Released: 26th November
Seen: 11th December
At the time I write this, I will have seen a little over 150 films so far this year. Considering that 2020 has been a roaring dumpster fire for cinema with every film seemingly moved to some point in the future, that’s not a bad total. Here’s a bad total though, out of those 150+ films you wanna take a guess how many of them featured an LGBT person as one of the named main characters? 15. 15! 15!! That’s one in every ten films that feature a character that openly identifies as either L, G, B or T.
Wait, I can make this worse. If I take out all the documentaries that’re specifically about a LGBT person, group or location (That’d be Howard, Scream Queen! My Nightmare On Elm Street, Disclosure, A Secret Love and Circus of Books) then I get 10 films. If I only count the films where the gay character is the lead character that the story actually focusses on? Three.
- Spiral, the horror film about the gay couple who get basically tortured and gaslit by the culty neighbours and it doesn’t end well for them,
- The New Mutants which didn’t end well for anybody
- The Boys in the Band which was a great film with an ending that’s almost designed to depress.
That’s the set of stories that we got this year for gay characters… and then Happiest Season popped up and yay, we have a Christmas movie now!
Happiest Season follows Abby (Kristen Stewart) and Harper (Mackenzie Davis), a young, happy lesbian couple who live together in a cute little apartment. They have your typical life, they go out to look at Christmas lights, hang out with their gay friend John (Daniel Levy) and just in general have a good life together. The one difference they seem to have focuses around Christmas, Harper loves it and Abby doesn’t. Harper mostly seems to love it because her parents do Christmas big so Harper drags Abby home to join in her family Christmas in hopes that it might make Abby love it too. There’s one tiny problem though…Harper isn’t out to her parents, so her and Abby will need to spend the entire holiday keeping their relationship a secret.
In terms of a family Christmas movie, Happiest Season is just delightful. There’s a relatability to this story of a family Christmas where everyone’s so determined to have a perfect holiday that they end up accidentally making a hellish time for everyone, from taking the kids shopping that turns into a major incident to constantly trying to force the perfect family photo and being thwarted every time. The genuinely great thing about this film is that it helps prove something that any LGBT person already knew, that it’s possible to make films about queer characters in a way that’s accessible to non-queer people… though, there is one thing about this film that does kinda irk me.

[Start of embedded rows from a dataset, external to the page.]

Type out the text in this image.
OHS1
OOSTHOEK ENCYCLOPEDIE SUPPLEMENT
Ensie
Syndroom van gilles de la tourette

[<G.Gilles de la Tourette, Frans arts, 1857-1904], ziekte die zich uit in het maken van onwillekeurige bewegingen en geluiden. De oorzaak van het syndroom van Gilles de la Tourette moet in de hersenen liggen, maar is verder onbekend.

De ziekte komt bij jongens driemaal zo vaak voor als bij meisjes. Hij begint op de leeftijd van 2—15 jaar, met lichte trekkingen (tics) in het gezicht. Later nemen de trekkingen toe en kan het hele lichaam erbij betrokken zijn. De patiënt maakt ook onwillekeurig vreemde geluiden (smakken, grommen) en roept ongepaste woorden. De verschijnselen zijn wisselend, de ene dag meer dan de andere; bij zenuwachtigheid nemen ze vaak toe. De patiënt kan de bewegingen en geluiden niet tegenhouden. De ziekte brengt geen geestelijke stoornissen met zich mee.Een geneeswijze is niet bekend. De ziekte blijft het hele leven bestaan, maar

So, the bulk of the tension of Happiest Season comes from the main couple being forced back in the closet (which they even joke about in a cutesy moment where Abby is literally in a closet) and it’s a fine thing to use to raise tension and makes for some decent comedic moments… but oh my god I’m so tired of coming out stories.
When it comes to narratives around gay characters it always feels like they’re there either to do a coming out story or an AIDS story and sure enough, this film does the same coming out story that a lot of other mainstream films about queer characters does and I just want something different. It’s kinda why Boys in the Band made me so happy because everyone lives, no one comes out, no one had AIDS, it was gay people at a party being bitchy and it was fun. This film keeps hammering in the “Coming out is hard” story and I’ve heard that so many times that I’m just tired of it.

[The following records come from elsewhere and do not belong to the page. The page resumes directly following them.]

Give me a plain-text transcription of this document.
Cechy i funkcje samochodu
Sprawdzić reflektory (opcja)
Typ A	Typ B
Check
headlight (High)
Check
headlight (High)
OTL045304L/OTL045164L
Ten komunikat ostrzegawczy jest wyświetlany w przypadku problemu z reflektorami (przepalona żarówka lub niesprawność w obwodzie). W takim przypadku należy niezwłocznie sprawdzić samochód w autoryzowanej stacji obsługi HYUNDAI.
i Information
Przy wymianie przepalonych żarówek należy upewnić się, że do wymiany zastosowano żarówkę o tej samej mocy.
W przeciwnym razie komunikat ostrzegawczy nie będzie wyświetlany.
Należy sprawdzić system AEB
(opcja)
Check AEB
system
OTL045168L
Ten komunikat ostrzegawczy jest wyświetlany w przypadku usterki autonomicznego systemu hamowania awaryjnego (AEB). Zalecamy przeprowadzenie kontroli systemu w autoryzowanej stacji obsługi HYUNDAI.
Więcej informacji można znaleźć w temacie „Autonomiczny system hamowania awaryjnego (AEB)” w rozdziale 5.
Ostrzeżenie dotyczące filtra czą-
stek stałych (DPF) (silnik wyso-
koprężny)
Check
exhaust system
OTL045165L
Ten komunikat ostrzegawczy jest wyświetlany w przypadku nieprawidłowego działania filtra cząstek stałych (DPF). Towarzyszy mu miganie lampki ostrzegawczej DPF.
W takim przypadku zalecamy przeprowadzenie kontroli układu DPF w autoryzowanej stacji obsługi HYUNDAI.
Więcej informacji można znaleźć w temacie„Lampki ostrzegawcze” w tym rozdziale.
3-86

Fortunately, Happiest Season also celebrates a lot of great things about gay culture. There’s a scene where Abby and, one of Harper’s exes, Riley (Aubrey Plaza) hang out together in a gay bar where a couple of drag queens (Jinkx Monsoon and BenDelaCreme) are performing and it’s probably the highlight of the film just because it’s one of the few times we get to see Abby relax and be around people who fully embrace her for who she is.
Also, any time that John pops up to either talk to Abby on the phone or even come to rescue her from the boring party is a joy because Dan Levy brings all the best laugh lines and is unable to hide who he is in a way that’s delightful (Seriously, I know he just got off winning all of the Emmys for Schitt’s Creek but the man needs to be in more movies because he’ll steal them all). When they actually let our gay characters be proudly gay, it’s heartwarming and touching.

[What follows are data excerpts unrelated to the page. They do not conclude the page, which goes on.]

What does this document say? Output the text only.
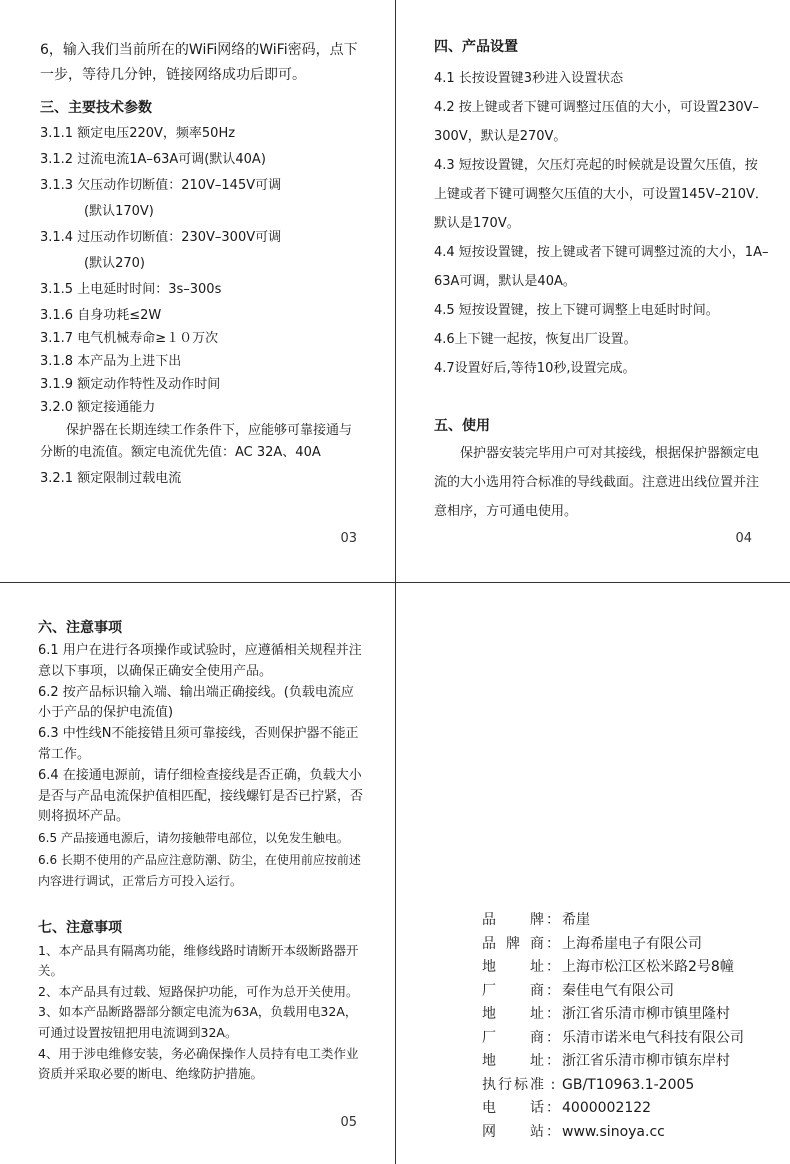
6，输入我们当前所在的WiFi网络的WiFi密码，点下一步，等待几分钟，链接网络成功后即可。

三、主要技术参数
3.1.1 额定电压220V，频率50Hz
3.1.2 过流电流1A–63A可调(默认40A)
3.1.3 欠压动作切断值：210V–145V可调
(默认170V)
3.1.4 过压动作切断值：230V–300V可调
(默认270)
3.1.5 上电延时时间：3s–300s
3.1.6 自身功耗≤2W
3.1.7 电气机械寿命≥１０万次
3.1.8 本产品为上进下出
3.1.9 额定动作特性及动作时间
3.2.0 额定接通能力
保护器在长期连续工作条件下，应能够可靠接通与分断的电流值。额定电流优先值：AC 32A、40A
3.2.1 额定限制过载电流
03
四、产品设置
4.1 长按设置键3秒进入设置状态
4.2 按上键或者下键可调整过压值的大小，可设置230V–300V，默认是270V。
4.3 短按设置键，欠压灯亮起的时候就是设置欠压值，按上键或者下键可调整欠压值的大小，可设置145V–210V．默认是170V。
4.4 短按设置键，按上键或者下键可调整过流的大小，1A–63A可调，默认是40A。
4.5 短按设置键，按上下键可调整上电延时时间。
4.6上下键一起按，恢复出厂设置。
4.7设置好后,等待10秒,设置完成。
五、使用
保护器安装完毕用户可对其接线，根据保护器额定电流的大小选用符合标准的导线截面。注意进出线位置并注意相序，方可通电使用。
04
六、注意事项
6.1 用户在进行各项操作或试验时，应遵循相关规程并注意以下事项，以确保正确安全使用产品。
6.2 按产品标识输入端、输出端正确接线。(负载电流应小于产品的保护电流值)
6.3 中性线N不能接错且须可靠接线，否则保护器不能正常工作。
6.4 在接通电源前，请仔细检查接线是否正确，负载大小是否与产品电流保护值相匹配，接线螺钉是否已拧紧，否则将损坏产品。
6.5 产品接通电源后，请勿接触带电部位，以免发生触电。
6.6 长期不使用的产品应注意防潮、防尘，在使用前应按前述内容进行调试，正常后方可投入运行。
七、注意事项
1、本产品具有隔离功能，维修线路时请断开本级断路器开关。
2、本产品具有过载、短路保护功能，可作为总开关使用。
3、如本产品断路器部分额定电流为63A，负载用电32A，可通过设置按钮把用电流调到32A。
4、用于涉电维修安装，务必确保操作人员持有电工类作业资质并采取必要的断电、绝缘防护措施。
05
品 牌 ： 希崖
品牌商 ： 上海希崖电子有限公司
地 址 ： 上海市松江区松米路2号8幢
厂 商 ： 秦佳电气有限公司
地 址 ： 浙江省乐清市柳市镇里隆村
厂 商 ： 乐清市诺米电气科技有限公司
地 址 ： 浙江省乐清市柳市镇东岸村
执行标准 : GB/T10963.1-2005
电 话 ： 4000002122
网 站 ： www.sinoya.cc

It also helps that the rest of the cast is a pure delight, from Mary Steenburgen as an anxious overbearing mother who is going to get that family photo no matter what to Mary Holland as the awkward younger sister Jane who just wants to be a part of everything and also constantly tells anyone who will listen about her fantasy novel that she’s working on. All of them are fun, though I’ll admit that Aubrey Plaza basically steals any scene she’s in and by the end you will kinda hope that Abby and Riley will get together. It’s the kind of cast that can just charm their way through all the moments that don’t quite work.
Happiest Season might not be perfect, but very few Christmas movies are. What it is is absolutely charming, filled with great performances and a few really big laughs. More importantly, there’s finally a Christmas movie with openly gay characters that’s been released into the mainstream. I hope there’s many more like this, there can never be enough good Christmas movies and having one that also does quality representation, even while it repeats a story that only ever gets told with that specific group, is still something special.